De joven, alternaba el canto con la protesta. En una mano la mandolina, en la otra las causas. Cantaba con los pulmones, pero también con las entrañas. Conocía a Atahualpa Yupanqui como se conoce a un hermano, y cuando entonaba una malagueña podía hacer llorar a una piedra.
En 1973, Caracas le abrió una puerta y él entró con la voz desnuda. Fue en la Universidad Central de Venezuela y después en el Festival Universitario de la Canción Venezolana, donde su interpretación de Cerecita, del maestro Luis Mariano Rivera, lo alzó por encima de la multitud. No ganó un premio: se ganó al país.
Luego vino la televisión, la radio, los discos. María Antonia, La Guácara, El Garrafón, Ni contigo ni sin ti. Venezuela entera tarareaba su repertorio sin saber que estaba aprendiendo geografía, historia y poesía con cada verso.

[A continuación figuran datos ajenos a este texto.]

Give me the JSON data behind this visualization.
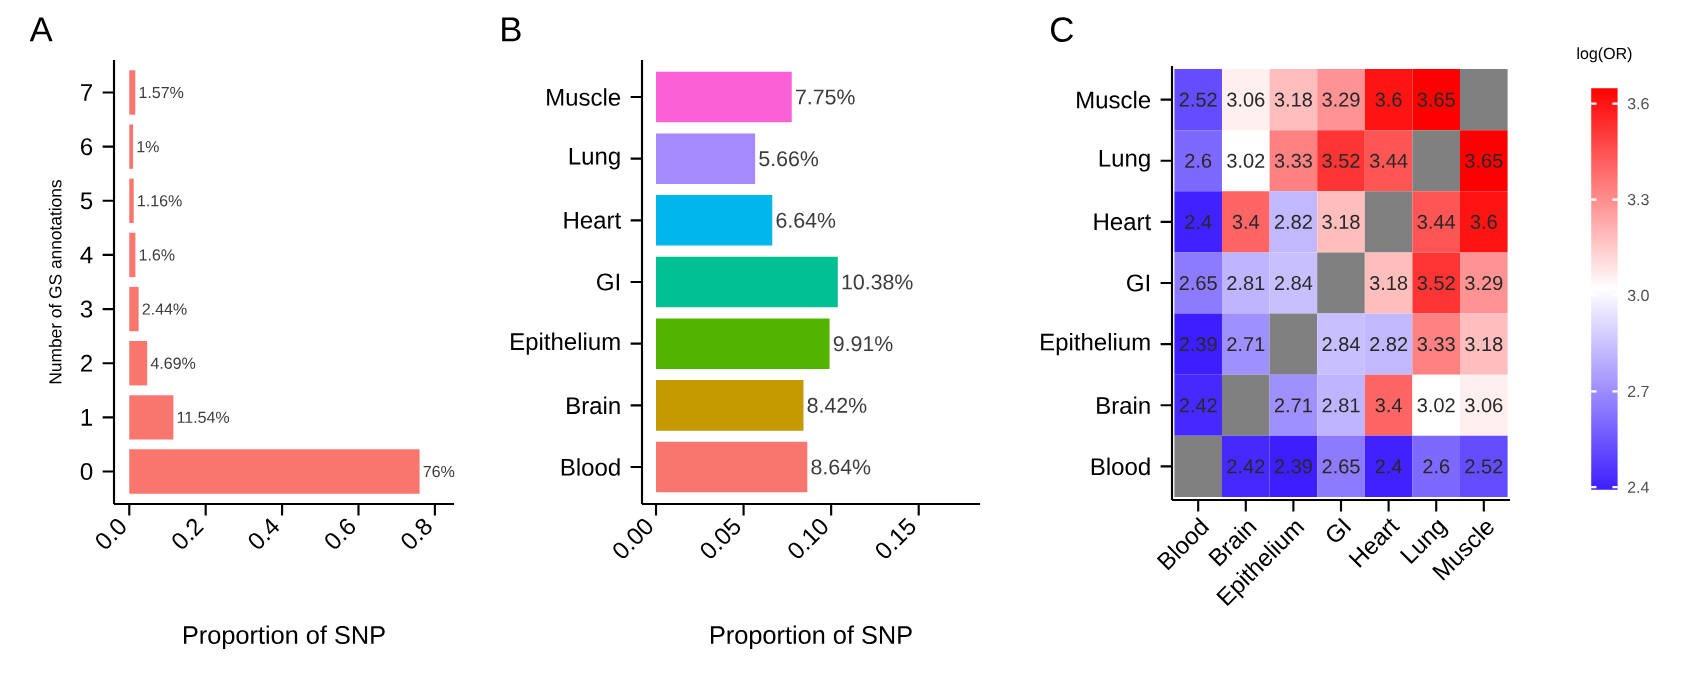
{
  "chart_data": [
    {
      "type": "bar",
      "title": "A",
      "orientation": "horizontal",
      "xlabel": "Proportion of SNP",
      "ylabel": "Number of GS annotations",
      "categories": [
        "7",
        "6",
        "5",
        "4",
        "3",
        "2",
        "1",
        "0"
      ],
      "values": [
        0.0157,
        0.01,
        0.0116,
        0.016,
        0.0244,
        0.0469,
        0.1154,
        0.76
      ],
      "value_labels": [
        "1.57%",
        "1%",
        "1.16%",
        "1.6%",
        "2.44%",
        "4.69%",
        "11.54%",
        "76%"
      ],
      "color": "#f8766d",
      "xlim": [
        -0.04,
        0.85
      ],
      "xticks": [
        {
          "value": 0,
          "label": "0.0"
        },
        {
          "value": 0.2,
          "label": "0.2"
        },
        {
          "value": 0.4,
          "label": "0.4"
        },
        {
          "value": 0.6,
          "label": "0.6"
        },
        {
          "value": 0.8,
          "label": "0.8"
        }
      ]
    },
    {
      "type": "bar",
      "title": "B",
      "orientation": "horizontal",
      "xlabel": "Proportion of SNP",
      "categories": [
        "Muscle",
        "Lung",
        "Heart",
        "GI",
        "Epithelium",
        "Brain",
        "Blood"
      ],
      "values": [
        0.0775,
        0.0566,
        0.0664,
        0.1038,
        0.0991,
        0.0842,
        0.0864
      ],
      "value_labels": [
        "7.75%",
        "5.66%",
        "6.64%",
        "10.38%",
        "9.91%",
        "8.42%",
        "8.64%"
      ],
      "colors": [
        "#fb61d7",
        "#a58aff",
        "#00b6eb",
        "#00c094",
        "#53b400",
        "#c49a00",
        "#f8766d"
      ],
      "xlim": [
        -0.008,
        0.185
      ],
      "xticks": [
        {
          "value": 0,
          "label": "0.00"
        },
        {
          "value": 0.05,
          "label": "0.05"
        },
        {
          "value": 0.1,
          "label": "0.10"
        },
        {
          "value": 0.15,
          "label": "0.15"
        }
      ]
    },
    {
      "type": "heatmap",
      "title": "C",
      "clabel": "log(OR)",
      "data_labels": true,
      "categories": [
        "Blood",
        "Brain",
        "Epithelium",
        "GI",
        "Heart",
        "Lung",
        "Muscle"
      ],
      "y_categories": [
        "Muscle",
        "Lung",
        "Heart",
        "GI",
        "Epithelium",
        "Brain",
        "Blood"
      ],
      "cells": [
        [
          2.52,
          3.06,
          3.18,
          3.29,
          3.6,
          3.65,
          null
        ],
        [
          2.6,
          3.02,
          3.33,
          3.52,
          3.44,
          null,
          3.65
        ],
        [
          2.4,
          3.4,
          2.82,
          3.18,
          null,
          3.44,
          3.6
        ],
        [
          2.65,
          2.81,
          2.84,
          null,
          3.18,
          3.52,
          3.29
        ],
        [
          2.39,
          2.71,
          null,
          2.84,
          2.82,
          3.33,
          3.18
        ],
        [
          2.42,
          null,
          2.71,
          2.81,
          3.4,
          3.02,
          3.06
        ],
        [
          null,
          2.42,
          2.39,
          2.65,
          2.4,
          2.6,
          2.52
        ]
      ],
      "clim": [
        2.39,
        3.65
      ],
      "cticks": [
        {
          "value": 2.4,
          "label": "2.4"
        },
        {
          "value": 2.7,
          "label": "2.7"
        },
        {
          "value": 3.0,
          "label": "3.0"
        },
        {
          "value": 3.3,
          "label": "3.3"
        },
        {
          "value": 3.6,
          "label": "3.6"
        }
      ]
    }
  ]
}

El cuatro es su fusil, la guitarra su mapa, la mandolina su nostalgia. Pero su voz es otra cosa: un relicario del alma nacional. Gualberto canta como si no existiera mañana, como si todo dependiera de ese último sostenido que se escapa como un suspiro que no quiere morir.
En 2012, junto al C4 Trío, renovó sus cantos de siempre como quien pule una joya antigua. Pero no necesitaba rejuvenecer: su voz no tiene edad. Es una constante, como el aroma del café en la madrugada o el rumor de las olas contra las rocas. Venezuela podría cambiar de nombre y Gualberto seguiría sonando igual. Más que un cantor, es un testigo. Un testigo con voz de pueblo, garganta de monte y espíritu de río. Un hombre que no ha dejado de cantar, porque sabe —como saben los sabios del oriente— que mientras alguien entone una malagueña, el país no se ha perdido del todo.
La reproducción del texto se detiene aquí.